Sentándose, Omar dijo: —Bendita sea esta asamblea. Que sólo tengamos que oír nuevas de los bienes de la vida, y no de las actividades del dragón del mal. —Se volvió hacia Straw.— ¿Qué tiene que informarnos, Howard?
—Una nave armada —dijo Straw con una sonrisa amplia, maliciosa y horrible; estaba disfrutando de la inquietud colectiva—. No es de un comerciante de Alfa II; viene de un sistema completamente distinto. Un tip nos ha ayudado a captar lo que piensan. No han venido para comerciar, sino para… —Calló sin haber acabado la frase intencionadamente. Quería verlos retorcerse.
—Tendremos que defendernos —dijo Baines. La señorita Hibbler asintió con la cabeza y lo mismo hizo Annette, de mala gana. Incluso el hebe había dejado de reír tontamente y parecía inquieto—. Podemos organizar la defensa en Adolfvilla —dijo Baines—. Contamos con su gente, Straw, para que nos proporcione el material técnico; esperamos mucho de vosotros. Esperamos que en esta ocasión os unáis a nosotros por el bien común.

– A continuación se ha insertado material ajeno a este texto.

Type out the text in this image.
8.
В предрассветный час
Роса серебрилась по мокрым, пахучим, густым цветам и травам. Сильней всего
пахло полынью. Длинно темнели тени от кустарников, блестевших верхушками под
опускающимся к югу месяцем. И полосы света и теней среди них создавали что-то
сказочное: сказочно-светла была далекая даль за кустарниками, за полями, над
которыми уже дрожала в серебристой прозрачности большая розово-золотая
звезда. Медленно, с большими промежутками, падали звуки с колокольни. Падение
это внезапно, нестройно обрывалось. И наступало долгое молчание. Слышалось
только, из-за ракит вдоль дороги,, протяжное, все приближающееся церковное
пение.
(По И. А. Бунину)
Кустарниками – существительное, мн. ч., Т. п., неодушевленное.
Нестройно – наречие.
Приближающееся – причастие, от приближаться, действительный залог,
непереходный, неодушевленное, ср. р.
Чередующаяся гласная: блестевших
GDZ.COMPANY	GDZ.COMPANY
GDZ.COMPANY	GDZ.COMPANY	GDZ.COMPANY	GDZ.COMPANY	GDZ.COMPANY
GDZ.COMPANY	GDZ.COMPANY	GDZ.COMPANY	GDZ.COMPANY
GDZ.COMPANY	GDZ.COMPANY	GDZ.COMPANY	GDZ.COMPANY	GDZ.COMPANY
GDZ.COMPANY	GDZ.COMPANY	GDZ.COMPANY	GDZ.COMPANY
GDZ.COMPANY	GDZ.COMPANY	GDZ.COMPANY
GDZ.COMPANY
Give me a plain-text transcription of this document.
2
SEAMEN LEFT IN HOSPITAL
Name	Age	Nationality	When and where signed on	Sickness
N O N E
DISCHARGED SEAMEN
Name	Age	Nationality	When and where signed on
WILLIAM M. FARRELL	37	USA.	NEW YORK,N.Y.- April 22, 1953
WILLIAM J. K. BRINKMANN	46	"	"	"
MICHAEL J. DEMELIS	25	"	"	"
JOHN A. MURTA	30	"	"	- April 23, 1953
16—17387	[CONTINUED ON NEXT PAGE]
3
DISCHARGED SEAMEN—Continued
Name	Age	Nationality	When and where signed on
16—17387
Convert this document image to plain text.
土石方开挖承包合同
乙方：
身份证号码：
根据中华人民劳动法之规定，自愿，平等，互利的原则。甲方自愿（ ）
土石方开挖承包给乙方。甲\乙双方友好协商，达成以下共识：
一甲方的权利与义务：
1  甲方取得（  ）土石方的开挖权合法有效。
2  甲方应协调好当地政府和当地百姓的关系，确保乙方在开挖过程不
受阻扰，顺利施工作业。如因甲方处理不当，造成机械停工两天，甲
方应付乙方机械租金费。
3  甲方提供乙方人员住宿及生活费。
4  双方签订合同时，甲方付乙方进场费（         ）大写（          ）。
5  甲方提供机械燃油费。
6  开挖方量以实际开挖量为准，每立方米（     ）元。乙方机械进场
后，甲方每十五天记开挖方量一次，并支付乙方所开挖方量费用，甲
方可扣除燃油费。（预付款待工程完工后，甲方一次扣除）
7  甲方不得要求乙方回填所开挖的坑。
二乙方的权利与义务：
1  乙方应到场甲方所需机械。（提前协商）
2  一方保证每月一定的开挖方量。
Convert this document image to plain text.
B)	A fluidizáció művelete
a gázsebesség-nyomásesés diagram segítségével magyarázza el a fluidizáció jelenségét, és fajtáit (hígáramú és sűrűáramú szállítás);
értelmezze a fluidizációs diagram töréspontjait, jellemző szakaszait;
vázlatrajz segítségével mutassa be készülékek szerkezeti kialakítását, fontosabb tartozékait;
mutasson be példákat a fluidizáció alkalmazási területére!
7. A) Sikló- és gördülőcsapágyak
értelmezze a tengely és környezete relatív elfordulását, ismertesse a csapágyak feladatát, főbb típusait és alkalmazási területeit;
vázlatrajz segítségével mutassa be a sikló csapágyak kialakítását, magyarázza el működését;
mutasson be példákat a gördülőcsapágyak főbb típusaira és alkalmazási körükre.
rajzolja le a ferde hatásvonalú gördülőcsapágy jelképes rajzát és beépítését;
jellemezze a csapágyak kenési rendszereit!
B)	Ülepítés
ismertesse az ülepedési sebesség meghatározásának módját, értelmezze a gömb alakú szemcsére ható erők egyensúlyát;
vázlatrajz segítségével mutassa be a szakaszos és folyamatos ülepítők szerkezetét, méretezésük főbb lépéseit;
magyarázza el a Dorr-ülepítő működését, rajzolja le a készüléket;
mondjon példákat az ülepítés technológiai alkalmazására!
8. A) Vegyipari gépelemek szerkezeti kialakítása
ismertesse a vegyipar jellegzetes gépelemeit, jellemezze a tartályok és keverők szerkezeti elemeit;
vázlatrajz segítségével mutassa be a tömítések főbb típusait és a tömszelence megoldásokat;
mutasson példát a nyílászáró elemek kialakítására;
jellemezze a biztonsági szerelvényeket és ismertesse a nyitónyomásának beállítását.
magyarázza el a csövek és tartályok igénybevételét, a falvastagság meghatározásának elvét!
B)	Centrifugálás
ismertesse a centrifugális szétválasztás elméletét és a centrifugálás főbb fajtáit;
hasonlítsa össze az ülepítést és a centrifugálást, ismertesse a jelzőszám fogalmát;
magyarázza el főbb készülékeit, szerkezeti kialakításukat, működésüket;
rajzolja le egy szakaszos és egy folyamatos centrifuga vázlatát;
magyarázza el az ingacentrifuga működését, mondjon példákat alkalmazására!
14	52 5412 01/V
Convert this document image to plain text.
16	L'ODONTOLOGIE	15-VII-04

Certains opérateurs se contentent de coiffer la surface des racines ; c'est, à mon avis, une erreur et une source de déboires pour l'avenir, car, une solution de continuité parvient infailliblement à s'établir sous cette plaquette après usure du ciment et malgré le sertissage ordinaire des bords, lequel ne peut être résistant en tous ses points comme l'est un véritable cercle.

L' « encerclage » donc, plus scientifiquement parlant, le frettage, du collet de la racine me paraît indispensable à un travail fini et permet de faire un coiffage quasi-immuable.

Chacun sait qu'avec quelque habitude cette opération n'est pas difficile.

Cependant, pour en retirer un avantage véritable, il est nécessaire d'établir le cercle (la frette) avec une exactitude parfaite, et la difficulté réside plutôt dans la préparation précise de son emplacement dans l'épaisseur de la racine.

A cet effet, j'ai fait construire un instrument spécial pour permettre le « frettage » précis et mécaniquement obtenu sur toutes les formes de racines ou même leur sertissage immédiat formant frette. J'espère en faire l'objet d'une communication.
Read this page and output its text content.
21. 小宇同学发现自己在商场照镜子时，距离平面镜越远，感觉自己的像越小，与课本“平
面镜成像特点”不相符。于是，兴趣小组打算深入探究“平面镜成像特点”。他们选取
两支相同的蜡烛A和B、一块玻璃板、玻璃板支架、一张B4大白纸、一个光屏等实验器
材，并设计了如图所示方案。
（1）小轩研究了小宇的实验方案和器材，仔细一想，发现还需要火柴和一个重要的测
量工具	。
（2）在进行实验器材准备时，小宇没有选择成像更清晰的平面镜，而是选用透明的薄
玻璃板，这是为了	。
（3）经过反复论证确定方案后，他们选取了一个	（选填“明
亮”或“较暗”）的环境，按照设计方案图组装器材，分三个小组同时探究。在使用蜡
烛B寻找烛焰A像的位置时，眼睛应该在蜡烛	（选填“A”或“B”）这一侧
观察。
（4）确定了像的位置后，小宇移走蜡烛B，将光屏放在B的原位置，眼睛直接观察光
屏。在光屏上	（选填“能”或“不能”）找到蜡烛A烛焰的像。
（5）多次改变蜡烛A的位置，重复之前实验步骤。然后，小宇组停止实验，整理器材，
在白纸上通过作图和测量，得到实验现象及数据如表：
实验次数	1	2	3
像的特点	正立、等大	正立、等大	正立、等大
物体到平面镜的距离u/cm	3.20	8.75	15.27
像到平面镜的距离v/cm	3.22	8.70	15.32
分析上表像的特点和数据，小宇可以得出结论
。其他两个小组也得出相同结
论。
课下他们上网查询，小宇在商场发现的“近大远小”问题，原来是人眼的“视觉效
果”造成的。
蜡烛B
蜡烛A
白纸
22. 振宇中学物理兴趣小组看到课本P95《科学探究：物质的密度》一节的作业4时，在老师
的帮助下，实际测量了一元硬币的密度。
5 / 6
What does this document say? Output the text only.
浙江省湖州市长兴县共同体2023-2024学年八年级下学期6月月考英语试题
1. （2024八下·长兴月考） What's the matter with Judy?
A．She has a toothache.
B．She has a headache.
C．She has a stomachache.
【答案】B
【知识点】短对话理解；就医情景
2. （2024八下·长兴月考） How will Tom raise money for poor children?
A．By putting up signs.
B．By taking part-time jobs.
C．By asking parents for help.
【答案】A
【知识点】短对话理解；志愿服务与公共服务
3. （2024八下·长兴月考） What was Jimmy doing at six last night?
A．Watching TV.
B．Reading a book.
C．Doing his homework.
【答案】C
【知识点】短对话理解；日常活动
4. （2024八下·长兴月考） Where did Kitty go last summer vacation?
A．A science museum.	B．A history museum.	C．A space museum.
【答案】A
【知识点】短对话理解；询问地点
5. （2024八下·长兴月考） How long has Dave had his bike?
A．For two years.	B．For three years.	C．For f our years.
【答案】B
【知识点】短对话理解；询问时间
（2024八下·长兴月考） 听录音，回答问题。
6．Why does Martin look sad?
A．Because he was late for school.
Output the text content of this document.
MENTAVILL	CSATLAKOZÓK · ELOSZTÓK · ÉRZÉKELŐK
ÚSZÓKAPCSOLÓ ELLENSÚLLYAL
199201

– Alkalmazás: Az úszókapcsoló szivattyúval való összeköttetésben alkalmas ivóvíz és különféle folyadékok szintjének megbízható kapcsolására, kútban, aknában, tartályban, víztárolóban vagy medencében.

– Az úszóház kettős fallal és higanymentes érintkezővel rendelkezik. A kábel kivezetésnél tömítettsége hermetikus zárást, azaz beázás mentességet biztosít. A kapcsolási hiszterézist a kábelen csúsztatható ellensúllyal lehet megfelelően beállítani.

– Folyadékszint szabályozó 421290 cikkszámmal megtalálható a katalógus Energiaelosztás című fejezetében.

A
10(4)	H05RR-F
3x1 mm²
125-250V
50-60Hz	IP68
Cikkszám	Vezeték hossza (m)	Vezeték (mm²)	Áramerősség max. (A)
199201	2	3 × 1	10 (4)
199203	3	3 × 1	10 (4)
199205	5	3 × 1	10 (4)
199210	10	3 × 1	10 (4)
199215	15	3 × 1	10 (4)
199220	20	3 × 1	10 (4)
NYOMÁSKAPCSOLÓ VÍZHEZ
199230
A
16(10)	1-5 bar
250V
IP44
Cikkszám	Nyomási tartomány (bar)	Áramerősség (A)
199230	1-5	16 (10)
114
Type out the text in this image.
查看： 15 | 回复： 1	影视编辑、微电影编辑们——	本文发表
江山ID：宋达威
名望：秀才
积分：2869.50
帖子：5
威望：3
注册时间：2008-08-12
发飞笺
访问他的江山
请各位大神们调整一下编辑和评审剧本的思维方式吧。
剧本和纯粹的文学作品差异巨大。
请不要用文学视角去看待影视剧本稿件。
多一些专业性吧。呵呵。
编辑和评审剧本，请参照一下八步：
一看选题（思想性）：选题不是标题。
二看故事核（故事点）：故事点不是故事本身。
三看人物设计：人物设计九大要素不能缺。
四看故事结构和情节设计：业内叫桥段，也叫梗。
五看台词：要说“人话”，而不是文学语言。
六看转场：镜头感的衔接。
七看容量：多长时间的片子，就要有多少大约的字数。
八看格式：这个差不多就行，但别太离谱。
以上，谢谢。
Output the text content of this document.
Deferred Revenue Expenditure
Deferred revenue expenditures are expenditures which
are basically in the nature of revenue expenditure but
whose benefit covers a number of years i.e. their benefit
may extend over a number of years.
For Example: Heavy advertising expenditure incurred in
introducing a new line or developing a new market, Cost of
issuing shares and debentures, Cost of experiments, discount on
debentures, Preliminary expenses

—El «bien común» —imitó Straw—. Nuestro bien, quiere decir.
—Dios mío —dio Annette—, ¿tiene que ser siempre tan irresponsable, Straw? ¿Es que por una vez no puede tener en cuenta las consecuencias? Piense por lo menos en nuestros hijos. Debemos protegerlos a ellos, si no a nosotros.
Omar Diamond se puso a rezar. —Que las fuerzas de la vida se levanten y triunfen en el llano de la batalla. Que el dragón blanco eluda la mancha roja de muerte; que el útero protector descienda sobre esta pequeña tierra y la guarde de aquellos que se asocian con lo impío. —Y, de pronto, recordó una visión que había tenido cuando se dirigía hacia allí, a pie, un presagio de la llegada del enemigo. Una corriente de agua se había convertido en sangre mientras la cruzaba. Ahora sabía lo que significaba la señal. Guerra y muerte, y tal vez la destrucción de los Siete Clanes y sus siete ciudades; seis, sin contar el montón de basura en el que vivían los hebes.
Dino Watters, el dep, murmuró con voz ronca: —Estamos condenados.
Todos lo miraron, incluso Jacob Simion, el hebe. Qué típico de un dep.
—Perdonadlo —susurró Omar. Y en algún lugar, en el imperio invisible, el espíritu de la vida oyó, respondió y perdonó a la criatura moribunda que era Dino Watters del asentamiento dep, Estados Cotton Mather.